Tak duże utrudnienia zmuszają osoby niepełnosprawne do rezygnacji z podróży koleją, ale nie tylko. Przejście tunelem pod peronami jest najszybszą drogą, którą mieszkańcy mogą przedostać się na drugą stronę linii kolejowej (np. z Centrum na Osiedle Młodych). Na wiadukt nad torami jest zakaz wejścia osobom pieszym. Chodnik, który jest z jednej strony wiaduktu służy tylko jako przejście techniczne. Najbliższa możliwa “przeprawa” przez tory znajduję się dopiero u zbiegu ul. Nałęcza lub wiaduktem na ul. Leśnej. Tak długą drogę muszą pokonać osoby z ograniczeniami ruchowymi, by przedostać się na drugą stronę miasta.

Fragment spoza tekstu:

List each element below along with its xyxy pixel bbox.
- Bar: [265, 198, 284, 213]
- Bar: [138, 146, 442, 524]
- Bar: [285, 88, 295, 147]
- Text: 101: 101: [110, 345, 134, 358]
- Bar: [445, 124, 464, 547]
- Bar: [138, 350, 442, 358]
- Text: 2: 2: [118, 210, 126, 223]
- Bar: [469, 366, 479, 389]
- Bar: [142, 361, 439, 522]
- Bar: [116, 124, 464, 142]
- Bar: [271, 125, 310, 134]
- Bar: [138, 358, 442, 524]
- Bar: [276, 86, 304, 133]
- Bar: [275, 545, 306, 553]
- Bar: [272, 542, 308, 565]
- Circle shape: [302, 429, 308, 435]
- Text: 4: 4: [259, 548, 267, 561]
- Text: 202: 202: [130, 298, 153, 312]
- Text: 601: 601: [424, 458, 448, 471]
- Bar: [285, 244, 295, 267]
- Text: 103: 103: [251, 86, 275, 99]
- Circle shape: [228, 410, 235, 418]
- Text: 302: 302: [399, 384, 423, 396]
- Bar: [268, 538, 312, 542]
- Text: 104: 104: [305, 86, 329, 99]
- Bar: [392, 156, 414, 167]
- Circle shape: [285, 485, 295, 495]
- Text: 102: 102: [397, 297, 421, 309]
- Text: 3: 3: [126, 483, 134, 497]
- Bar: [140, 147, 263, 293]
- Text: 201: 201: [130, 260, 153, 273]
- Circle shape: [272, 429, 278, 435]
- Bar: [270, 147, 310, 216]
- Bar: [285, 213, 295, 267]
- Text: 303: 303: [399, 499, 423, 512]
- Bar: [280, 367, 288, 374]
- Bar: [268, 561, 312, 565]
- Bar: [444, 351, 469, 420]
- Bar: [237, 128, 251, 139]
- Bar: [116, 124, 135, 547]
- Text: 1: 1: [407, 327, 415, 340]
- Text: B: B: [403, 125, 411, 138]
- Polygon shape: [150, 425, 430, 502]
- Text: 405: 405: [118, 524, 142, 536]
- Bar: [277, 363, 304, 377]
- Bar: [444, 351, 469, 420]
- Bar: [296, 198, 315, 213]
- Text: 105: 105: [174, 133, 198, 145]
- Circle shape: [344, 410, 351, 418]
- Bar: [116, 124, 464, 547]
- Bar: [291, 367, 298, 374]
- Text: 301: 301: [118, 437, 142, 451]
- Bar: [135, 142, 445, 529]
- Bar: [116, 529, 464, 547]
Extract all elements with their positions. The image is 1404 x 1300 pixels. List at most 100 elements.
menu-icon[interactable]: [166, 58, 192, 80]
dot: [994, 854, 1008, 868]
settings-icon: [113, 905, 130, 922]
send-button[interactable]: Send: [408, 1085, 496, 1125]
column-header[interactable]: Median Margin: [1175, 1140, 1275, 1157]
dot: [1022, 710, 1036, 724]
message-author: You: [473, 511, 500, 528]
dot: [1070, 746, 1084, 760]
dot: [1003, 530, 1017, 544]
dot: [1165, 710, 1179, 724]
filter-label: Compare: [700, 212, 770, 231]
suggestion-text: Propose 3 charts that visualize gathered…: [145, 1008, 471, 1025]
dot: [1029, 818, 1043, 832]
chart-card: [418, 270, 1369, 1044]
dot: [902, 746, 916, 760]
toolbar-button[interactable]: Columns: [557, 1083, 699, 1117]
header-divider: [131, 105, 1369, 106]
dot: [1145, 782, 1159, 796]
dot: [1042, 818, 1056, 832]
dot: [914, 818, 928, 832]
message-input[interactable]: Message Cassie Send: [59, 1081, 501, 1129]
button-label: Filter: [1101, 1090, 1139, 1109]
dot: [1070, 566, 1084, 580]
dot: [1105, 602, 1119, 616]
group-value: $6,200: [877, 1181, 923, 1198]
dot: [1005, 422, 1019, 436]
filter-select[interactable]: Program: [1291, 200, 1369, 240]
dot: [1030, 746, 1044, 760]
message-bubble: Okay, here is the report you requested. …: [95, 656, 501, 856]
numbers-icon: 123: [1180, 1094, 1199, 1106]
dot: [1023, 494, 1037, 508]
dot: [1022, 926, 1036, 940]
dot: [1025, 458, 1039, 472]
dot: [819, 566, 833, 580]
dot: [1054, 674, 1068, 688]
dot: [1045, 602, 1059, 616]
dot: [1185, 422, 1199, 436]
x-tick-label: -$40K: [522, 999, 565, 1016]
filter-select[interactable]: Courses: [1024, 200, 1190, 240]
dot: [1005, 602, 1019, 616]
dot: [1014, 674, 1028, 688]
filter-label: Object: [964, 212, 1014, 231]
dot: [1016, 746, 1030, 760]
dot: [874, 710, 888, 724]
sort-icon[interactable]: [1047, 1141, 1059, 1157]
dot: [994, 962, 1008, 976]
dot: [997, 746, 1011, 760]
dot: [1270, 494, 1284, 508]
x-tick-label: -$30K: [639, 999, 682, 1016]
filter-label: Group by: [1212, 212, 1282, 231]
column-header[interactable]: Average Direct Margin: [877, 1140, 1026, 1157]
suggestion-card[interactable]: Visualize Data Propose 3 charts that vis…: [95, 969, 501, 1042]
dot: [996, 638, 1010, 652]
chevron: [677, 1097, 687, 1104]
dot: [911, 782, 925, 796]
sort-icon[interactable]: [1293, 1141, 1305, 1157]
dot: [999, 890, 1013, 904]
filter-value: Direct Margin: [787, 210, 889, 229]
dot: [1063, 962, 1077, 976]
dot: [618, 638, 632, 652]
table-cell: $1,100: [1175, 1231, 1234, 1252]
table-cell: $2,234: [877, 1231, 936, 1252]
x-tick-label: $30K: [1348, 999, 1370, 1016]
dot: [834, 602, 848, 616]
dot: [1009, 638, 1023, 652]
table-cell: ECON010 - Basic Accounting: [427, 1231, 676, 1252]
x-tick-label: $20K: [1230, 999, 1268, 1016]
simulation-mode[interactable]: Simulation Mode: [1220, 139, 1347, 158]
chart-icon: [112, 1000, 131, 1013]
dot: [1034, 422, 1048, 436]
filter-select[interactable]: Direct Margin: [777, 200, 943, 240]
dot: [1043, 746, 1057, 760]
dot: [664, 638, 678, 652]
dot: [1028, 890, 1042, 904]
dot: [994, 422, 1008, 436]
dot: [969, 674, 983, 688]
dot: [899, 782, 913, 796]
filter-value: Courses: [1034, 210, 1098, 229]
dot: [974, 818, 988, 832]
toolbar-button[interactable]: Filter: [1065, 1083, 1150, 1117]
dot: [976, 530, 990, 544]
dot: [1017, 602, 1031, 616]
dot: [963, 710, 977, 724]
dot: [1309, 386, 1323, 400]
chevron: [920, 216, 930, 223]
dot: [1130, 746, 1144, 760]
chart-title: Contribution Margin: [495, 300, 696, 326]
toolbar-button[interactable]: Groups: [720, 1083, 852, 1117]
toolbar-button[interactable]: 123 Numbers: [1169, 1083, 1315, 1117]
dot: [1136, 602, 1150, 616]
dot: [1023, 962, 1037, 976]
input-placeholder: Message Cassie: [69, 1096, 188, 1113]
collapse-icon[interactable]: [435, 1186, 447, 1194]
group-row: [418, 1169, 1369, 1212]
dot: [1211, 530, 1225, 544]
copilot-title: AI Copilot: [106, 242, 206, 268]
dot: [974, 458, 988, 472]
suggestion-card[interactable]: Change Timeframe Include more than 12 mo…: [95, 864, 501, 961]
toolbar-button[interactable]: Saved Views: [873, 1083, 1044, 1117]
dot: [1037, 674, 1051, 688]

7 lutego burmistrz Jacek Kowalski poinformował mieszkańców, że właśnie rozpoczyna się renowacja wind, która jest prowadzona przez PKP Polskie Linie Kolejowe – zarządcę narodowych linii kolejowych. W informacji czytamy, że remont będzie obejmował malowanie szybów oraz wymianę konstrukcji szybowych. Prace postępują szybko, już po kilku dniach widać zmiany na lepsze. Niestety nie jest podany termin ich ukończenia, a windą i tak nie dotrzemy do nieba, którym dla wielu mieszkańców byłby nowy budynek dworca i wyremontowany parking.